Create the .nuspec file

It’s a simple xml text file. Mine is at gpx.nuspec.

<?xml version="1.0"?>
    <authors>Mark Walker, WHPThomas, Dan Newman</authors>
    <owners>Mark Walker</owners>
    <description>GPX is a post processing utility for converting gcode output from 3D slicing software to x3g files for standalone 3D printing on Makerbot printers.</description>
    <copyright>Copyright 2013-2015, portions copyright 2008, all rights reserved</copyright>
    <tags>gcode x3g makerbot</tags>

Nuspec Reference

Some notes: First, “version” is required, but mine is essentially blank, I intend to override it with a -Version on the command line to nuspec.exe. Also, the “Publisher” field that shows up on the Uninstall list in Windows Control Panel comes from <authors> above, but it takes only the first author up to the first comma. I intended to list the authors with me at the end since that would match chronology, but then I put somebody elses name in the publisher field which seems like if I screw something up gets the wrong person in trouble. Some nuspec/nupkg authors recommend listing the <files> here, but not me, I make the directory tree hold the files and run nuget on that.

Create the .nupkg file

First I make a directory tree that contains all the files I want in setup. I use relative paths and a combination of cp and windeployqt since this is a Qt project. And then I call nuget.exe on it. From the Makefile:

GPXUI_VERSION = $(shell git describe --tag --dirty)
SQUIRRELWIN = build/squirrel.windows/
SQUIRRELWINBIN = build/squirrel.windows/lib/net45/

	cp GPX/src/gpx/win32_obj/gpx.exe $(SQUIRRELWINBIN)
	cp build/mingw32/release/GpxUi.exe $(SQUIRRELWINBIN)
	windeployqt --release-with-debug-info --no-plugins --no-translations $(SQUIRRELWINBIN)GpxUi.exe
	nuget pack gpx.nuspec -Version $(GPXUI_VERSION) -BasePath $(SQUIRRELWIN) -OutputDirectory $(SQUIRRELWIN)

Nuget CLI Reference (the pack command is the interesting one for making squirrel setup)

You’ll note here that I put everything (.exe’s, .dll’s) into lib/net45 hanging off of my BasePath. This is intentional. It’s what Squirrel.Windows expects. I believe it is an artifact of reusing .nupkg’s for the purpose and wanting it to be a no prompt install.

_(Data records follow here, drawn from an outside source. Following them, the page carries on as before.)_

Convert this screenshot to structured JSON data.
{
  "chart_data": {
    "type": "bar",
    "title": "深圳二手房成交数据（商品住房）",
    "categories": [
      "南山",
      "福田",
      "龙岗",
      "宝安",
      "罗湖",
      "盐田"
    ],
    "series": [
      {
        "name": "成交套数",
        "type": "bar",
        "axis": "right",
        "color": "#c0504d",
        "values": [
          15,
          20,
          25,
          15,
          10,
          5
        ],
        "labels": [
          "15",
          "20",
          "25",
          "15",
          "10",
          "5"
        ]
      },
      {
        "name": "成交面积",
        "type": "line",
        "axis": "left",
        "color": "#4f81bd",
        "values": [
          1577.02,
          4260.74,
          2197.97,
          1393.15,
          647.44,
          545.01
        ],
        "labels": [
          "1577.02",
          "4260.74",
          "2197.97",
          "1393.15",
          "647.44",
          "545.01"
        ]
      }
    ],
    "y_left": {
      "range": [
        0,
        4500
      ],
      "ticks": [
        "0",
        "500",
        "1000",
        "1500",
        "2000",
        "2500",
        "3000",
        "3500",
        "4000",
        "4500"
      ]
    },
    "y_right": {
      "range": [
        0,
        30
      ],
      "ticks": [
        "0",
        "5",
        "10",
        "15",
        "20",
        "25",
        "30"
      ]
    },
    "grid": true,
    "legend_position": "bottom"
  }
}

And then let Squirrel do its thing

This command goes at the end of that Makefile recipe above, but I break it out here so I can put in some more links.

	Squirrel --releasify build/squirrel.windows/GpxUi.$(GPXUI_VERSION).nupkg --releaseDir=$(SQUIRRELWIN)release

And in that output directory (or in ./releases if you don’t specify), you’ll find a setup.exe that puts all of those files from lib/net45 in a folder in the local appdata folder. Usually %USERPROFILE%/AppData/Local/YourAppNameHere. Where your app name comes from the id tag in the nuspec.

It also drops shortcuts for every .exe on the desktop and puts them in the start menu. Apparently you can customize this behavior but I haven’t got to that yet.

And it runs all the .exe’s. Also customizable with an event handler, but like I say, I haven’t got that far yet.